A lot of it depends on the perspective you draw your characters from, but what I've been doing to avoid this problem is make the very foreground of rooms inaccessible, keeping the player in a fairly large walking area, but with the illusion that if they walked towards the screen, they'd scale up.

Obviously, they can't walk far enough to scale up.

If you look at the old Lucasarts games which had the SCUMM interface on the screen all the time, they're accidentally doing the same thing.
Ah! There is no emoticon for what I'm feeling!

Ryan Timothy B

One way is to fake perspective so it looks 'realistic' enough, but this can be quite difficult for people who don't have a full grasp on perspective.

Another solution is to not show the ceiling. Showing the ceiling will give you that great jump in depth from foreground to background.

Another solution (which i use) is to draw with a two point perspective.
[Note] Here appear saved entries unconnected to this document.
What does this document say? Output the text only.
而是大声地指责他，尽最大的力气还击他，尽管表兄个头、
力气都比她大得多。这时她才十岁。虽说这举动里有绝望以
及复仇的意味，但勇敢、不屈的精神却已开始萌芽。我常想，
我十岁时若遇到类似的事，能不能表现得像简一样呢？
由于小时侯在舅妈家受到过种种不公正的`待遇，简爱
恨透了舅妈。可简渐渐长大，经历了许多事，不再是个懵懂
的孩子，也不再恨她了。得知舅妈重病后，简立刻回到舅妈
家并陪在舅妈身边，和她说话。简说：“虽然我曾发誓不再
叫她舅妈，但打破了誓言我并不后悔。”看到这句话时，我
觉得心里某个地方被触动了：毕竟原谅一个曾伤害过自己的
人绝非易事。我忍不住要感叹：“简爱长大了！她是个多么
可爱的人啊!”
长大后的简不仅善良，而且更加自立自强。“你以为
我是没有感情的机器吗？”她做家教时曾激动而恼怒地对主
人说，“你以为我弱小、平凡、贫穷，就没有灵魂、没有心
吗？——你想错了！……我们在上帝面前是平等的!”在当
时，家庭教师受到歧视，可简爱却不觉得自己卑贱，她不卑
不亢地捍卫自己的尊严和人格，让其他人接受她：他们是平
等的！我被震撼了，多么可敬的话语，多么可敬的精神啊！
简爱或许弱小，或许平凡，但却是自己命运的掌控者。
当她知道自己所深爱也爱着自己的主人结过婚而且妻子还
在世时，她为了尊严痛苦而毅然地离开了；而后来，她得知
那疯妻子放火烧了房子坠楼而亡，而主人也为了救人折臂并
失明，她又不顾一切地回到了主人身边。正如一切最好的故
You have to work with a very large canvas and have the two vanishing points very far off to the left and right side of the canvas.
Take a look at this Monkey Island screenshot with Otus in prison: http://koti.welho.com/khavulin/pics/monkey1.PNG
There is obviously still a jump from the back corner to the left side of the image, but not enough to actually notice it while playing.

The other solution which can be combined with all of these, is to prevent the character from walking close to the background walls.  If Guybrush could walk right up tight to that very back corner, you'd notice a small distance above his head to the ceiling.  Then it would make it more noticeable when he goes to the sides of the image.

Those are just my two cents on the matter since I refuse to use scaling cause it looks very odd. :P

Theme

scaling is very odd indeed, at least in lowres, I dunno in highres. Thanksfor the tips. for drawing should be ok.
But for pre rendered 3D images I guess it would need the camera to be put on a ortographic view.
o/

RickJ

I have always found that scaling down looks much better than scaling up.   At the beginning of the design process I identify a typical small room and set a pixel scale at the front most walkable area.  This point could for example be 40px/foot.   I then draw my characters to that scale.   If I want a character that is six foot tall then he is drawn at a height of 240px.  You can choose any scaling that you think works best for your game.

I think most people don't take so much trouble and just wing it.

Jared

I'm on a project at the moment that uses broadly the method RickJ describes - the full scale view of the main character takes up over half the screen and is only used in a handful of scenes, but scales down quite neatly thanks to clear colours and neat outlining. We do have another set of sprites to use for roughly one/third scale and lower because at that point things do get a bit pixellated.

I have to say it's pretty effective.